El litio se perfila como uno de los sectores con mayor potencial para aportar dólares a la economía argentina durante los próximos años, aunque todavía se encuentra lejos de alcanzar la magnitud de Vaca Muerta. “Yo creo que menor, pero eso no significa que no va a ser relevante, sin lugar a dudas lo va a ser”, explicó Gigante en diálogo con +Perfil, el nuevo canal de Editorial Perfil.
Para el especialista, una de las principales fortalezas del mineral está en la demanda internacional. “La demanda es totalmente exógena en la Argentina”, señaló, y proyectó que “el tema litio va a ser uno de los grandes aportadores en divisas para los próximos años”.
Demanda, precios y valor agregado del litio argentino
Gigante descartó que en el mediano plazo las nuevas tecnologías puedan desplazar al litio de las baterías. “No veo en el mediano plazo un cambio de tecnología que haga que esa demanda de litio se termine”, sostuvo. Además, destacó que entre 2024 y 2025 la producción mundial creció un 25%.
El precio del litio también juega un papel central. Actualmente, el carbonato de litio ronda los US$20.000 por tonelada, un nivel que el experto considera razonable para el mercado. “Hoy en día está a 20 mil dólares la tonelada, un precio razonable que sirve para el país”, afirmó.
Frente a las críticas que describen al litio argentino como una exportación de bajo valor agregado, Gigante marcó una diferencia: “Lo que exporta Argentina es carbonato de litio, que es un compuesto químico que es difícil de fabricar”. Por eso, enfatizó: “Nosotros estamos exportando valor agregado, no es que exportamos el mineral litio crudo”.
Argentina, además, cuenta con experiencia acumulada desde 1997. “Tiene todo un ecosistema de conocimiento, de inversiones, infraestructura y de tiempo”, explicó.
El desafío de Argentina: avanzar en la cadena de valor del litio
Para Gigante, el país no necesariamente debe fabricar baterías completas para aprovechar las oportunidades. “Hay puntos intermedios del eslabón de la cadena de valor del litio para la fabricación de baterías que Argentina puede participar”, sostuvo, aunque advirtió que hacen falta “políticas públicas” e incentivos.
El especialista también señaló una oportunidad vinculada con las futuras baterías de estado sólido: “Argentina se está perdiendo la oportunidad, justamente, de empezar a pensar en esas baterías”, mientras China domina la tecnología actual.

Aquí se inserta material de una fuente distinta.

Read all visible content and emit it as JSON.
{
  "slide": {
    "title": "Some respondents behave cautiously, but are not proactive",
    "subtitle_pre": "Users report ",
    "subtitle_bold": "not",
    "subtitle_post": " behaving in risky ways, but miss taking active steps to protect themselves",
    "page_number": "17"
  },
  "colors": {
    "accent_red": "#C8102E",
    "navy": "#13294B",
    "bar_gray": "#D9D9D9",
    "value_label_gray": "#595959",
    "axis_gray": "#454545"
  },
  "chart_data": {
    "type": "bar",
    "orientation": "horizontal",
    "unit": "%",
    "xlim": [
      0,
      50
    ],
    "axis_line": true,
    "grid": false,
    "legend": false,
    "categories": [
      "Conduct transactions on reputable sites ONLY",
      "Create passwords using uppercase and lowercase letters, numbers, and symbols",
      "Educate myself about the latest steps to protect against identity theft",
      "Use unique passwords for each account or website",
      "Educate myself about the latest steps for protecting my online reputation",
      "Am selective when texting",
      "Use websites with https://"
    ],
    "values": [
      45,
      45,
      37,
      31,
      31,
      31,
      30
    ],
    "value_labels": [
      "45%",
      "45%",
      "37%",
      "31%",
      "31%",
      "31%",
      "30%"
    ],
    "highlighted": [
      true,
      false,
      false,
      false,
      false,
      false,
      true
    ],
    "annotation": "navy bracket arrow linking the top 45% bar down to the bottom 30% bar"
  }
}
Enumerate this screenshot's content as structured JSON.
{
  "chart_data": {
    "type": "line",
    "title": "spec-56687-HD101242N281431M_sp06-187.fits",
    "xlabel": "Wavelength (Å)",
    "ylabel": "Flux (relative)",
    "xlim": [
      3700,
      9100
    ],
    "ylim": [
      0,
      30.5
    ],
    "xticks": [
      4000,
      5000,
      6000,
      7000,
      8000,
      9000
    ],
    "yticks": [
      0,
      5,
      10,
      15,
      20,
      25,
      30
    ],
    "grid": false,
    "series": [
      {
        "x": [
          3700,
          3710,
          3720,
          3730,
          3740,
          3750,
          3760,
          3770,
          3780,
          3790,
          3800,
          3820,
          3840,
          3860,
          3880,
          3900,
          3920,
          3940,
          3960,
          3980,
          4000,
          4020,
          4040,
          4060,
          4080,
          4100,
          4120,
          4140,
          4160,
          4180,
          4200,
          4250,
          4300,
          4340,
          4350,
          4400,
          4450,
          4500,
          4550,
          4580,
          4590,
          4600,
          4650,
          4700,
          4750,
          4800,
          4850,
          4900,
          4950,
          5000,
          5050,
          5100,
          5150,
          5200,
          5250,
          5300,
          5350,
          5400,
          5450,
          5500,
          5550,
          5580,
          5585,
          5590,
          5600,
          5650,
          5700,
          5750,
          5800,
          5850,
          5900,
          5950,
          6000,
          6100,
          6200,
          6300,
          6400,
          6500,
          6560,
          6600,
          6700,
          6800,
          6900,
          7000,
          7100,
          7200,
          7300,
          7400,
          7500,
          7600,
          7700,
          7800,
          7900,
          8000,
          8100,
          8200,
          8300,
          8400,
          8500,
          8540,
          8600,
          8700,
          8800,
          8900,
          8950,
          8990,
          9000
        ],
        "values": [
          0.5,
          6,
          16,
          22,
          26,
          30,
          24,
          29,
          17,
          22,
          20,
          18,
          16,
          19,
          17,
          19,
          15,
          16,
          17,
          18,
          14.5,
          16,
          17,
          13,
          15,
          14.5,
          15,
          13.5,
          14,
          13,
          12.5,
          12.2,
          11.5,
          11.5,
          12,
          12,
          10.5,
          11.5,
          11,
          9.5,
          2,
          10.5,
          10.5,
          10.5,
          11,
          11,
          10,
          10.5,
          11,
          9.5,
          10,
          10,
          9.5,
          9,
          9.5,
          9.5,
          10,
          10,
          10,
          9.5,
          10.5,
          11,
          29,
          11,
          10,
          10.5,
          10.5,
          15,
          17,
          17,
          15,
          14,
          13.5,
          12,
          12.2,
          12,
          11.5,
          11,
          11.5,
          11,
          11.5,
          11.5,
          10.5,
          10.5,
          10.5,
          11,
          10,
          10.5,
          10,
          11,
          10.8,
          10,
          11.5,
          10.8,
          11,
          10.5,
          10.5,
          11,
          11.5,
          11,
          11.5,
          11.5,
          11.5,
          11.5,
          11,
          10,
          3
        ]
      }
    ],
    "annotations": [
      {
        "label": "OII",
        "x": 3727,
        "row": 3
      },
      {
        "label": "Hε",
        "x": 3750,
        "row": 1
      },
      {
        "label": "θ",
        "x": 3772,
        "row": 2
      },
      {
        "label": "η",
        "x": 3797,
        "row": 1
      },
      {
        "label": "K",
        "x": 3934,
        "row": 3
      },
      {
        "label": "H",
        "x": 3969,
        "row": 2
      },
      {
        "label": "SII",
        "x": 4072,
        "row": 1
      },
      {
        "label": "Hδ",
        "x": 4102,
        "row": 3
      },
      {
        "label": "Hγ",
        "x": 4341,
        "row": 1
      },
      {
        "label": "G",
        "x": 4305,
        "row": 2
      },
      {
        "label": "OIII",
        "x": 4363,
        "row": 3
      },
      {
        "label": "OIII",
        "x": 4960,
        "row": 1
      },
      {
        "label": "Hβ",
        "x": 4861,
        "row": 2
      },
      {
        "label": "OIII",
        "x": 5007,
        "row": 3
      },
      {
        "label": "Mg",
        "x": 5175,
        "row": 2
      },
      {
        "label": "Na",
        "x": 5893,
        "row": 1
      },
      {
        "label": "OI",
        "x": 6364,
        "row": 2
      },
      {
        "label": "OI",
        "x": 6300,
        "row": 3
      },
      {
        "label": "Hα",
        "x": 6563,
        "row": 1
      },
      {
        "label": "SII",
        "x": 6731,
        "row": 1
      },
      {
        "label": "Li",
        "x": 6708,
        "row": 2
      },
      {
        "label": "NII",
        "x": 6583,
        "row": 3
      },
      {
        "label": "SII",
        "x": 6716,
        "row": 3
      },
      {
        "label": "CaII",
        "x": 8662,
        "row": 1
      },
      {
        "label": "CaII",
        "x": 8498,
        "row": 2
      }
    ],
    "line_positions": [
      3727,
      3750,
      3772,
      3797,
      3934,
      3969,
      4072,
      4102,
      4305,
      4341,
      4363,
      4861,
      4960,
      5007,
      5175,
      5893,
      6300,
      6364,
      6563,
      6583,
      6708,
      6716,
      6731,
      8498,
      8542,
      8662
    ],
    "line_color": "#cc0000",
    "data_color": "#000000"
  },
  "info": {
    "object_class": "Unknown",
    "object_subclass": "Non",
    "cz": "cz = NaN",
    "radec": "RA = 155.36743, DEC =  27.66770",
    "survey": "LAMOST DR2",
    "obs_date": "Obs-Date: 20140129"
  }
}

La crítica al RIGI para el desarrollo del litio
Respecto del RIGI, su mirada es crítica. “Yo no concuerdo de haberlo aplicado en el litio. Sí haberlo aplicado en el cobre”, afirmó.
Según Gigante, el litio ya contaba con un ecosistema consolidado y con una ley de inversiones mineras que otorgaba “30 años de estabilidad fiscal” y otros beneficios. “En el caso del litio en particular yo creo que no es un incentivador demasiado fuerte”, concluyó.